Graveyard, Kilmog, Co. Kilkenny
Co. Kilkenny |
Burial Grounds
Some graveyards announce themselves with tilting headstones and mossy enclosures.
This one in the townland of Kilmog, County Kilkenny, announces itself with nothing at all. At ground level there is no visible trace of it, only a field running alongside a road, and the memory preserved in a place name.

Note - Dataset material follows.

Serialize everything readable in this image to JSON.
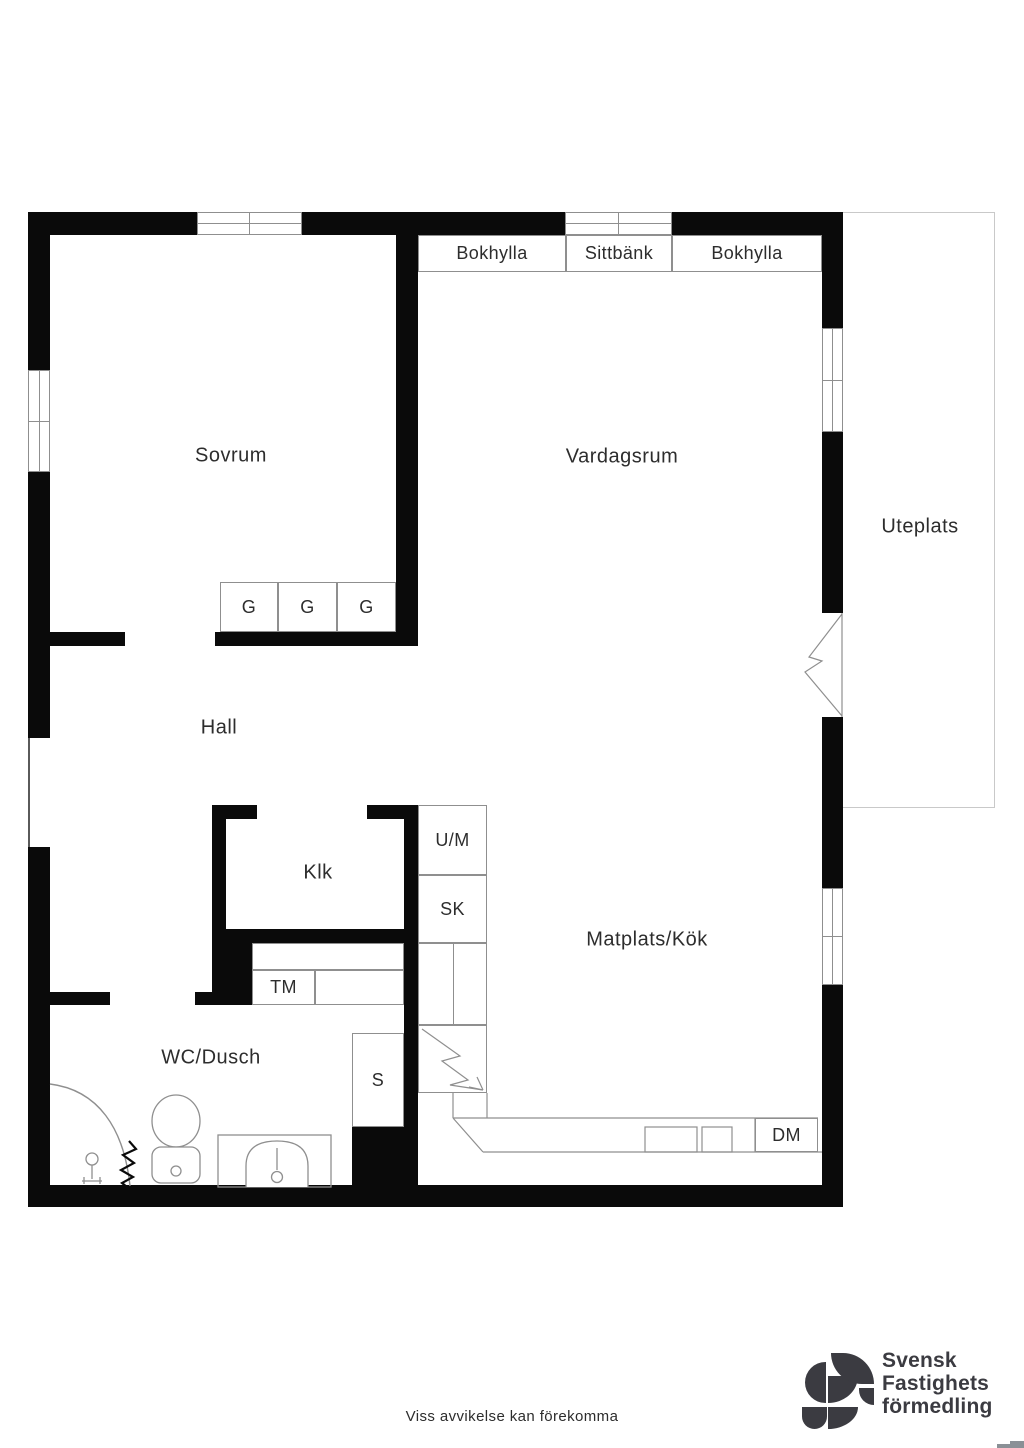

The townland name itself carries the evidence. Kilmogga, in Irish, means 'the church of St. Magadh', and a 13th-century charter already knew about this church, suggesting it had been established long enough by then to be worth recording in a legal document. Writing in 1905, the historian William Carrigan, drawing on John O'Donovan's Ordnance Survey letters of 1839, located the vanished churchyard with some precision. A gravel pit sitting five to ten metres behind a holy tree and a bullaun stone, which is a boulder with one or more cup-shaped hollows worn or carved into it, traditionally associated with early Christian and pre-Christian ritual, marked what local tradition held to be the site of the obliterated churchyard. Carrigan was confident: here, he concluded, must have stood the ancient church from which the whole townland took its name. The gravel pit itself appeared on the first edition Ordnance Survey six-inch map of 1839 and was still visible on the 1947 revision, in the field immediately south of what the maps call St. Patrick's Bush.
What remains today is a cluster of associated features, the holy tree, the bullaun stone, the field, and a name that has quietly carried the saint's memory for the better part of a millennium, long after the church and its graveyard ceased to exist in any form that the eye can find.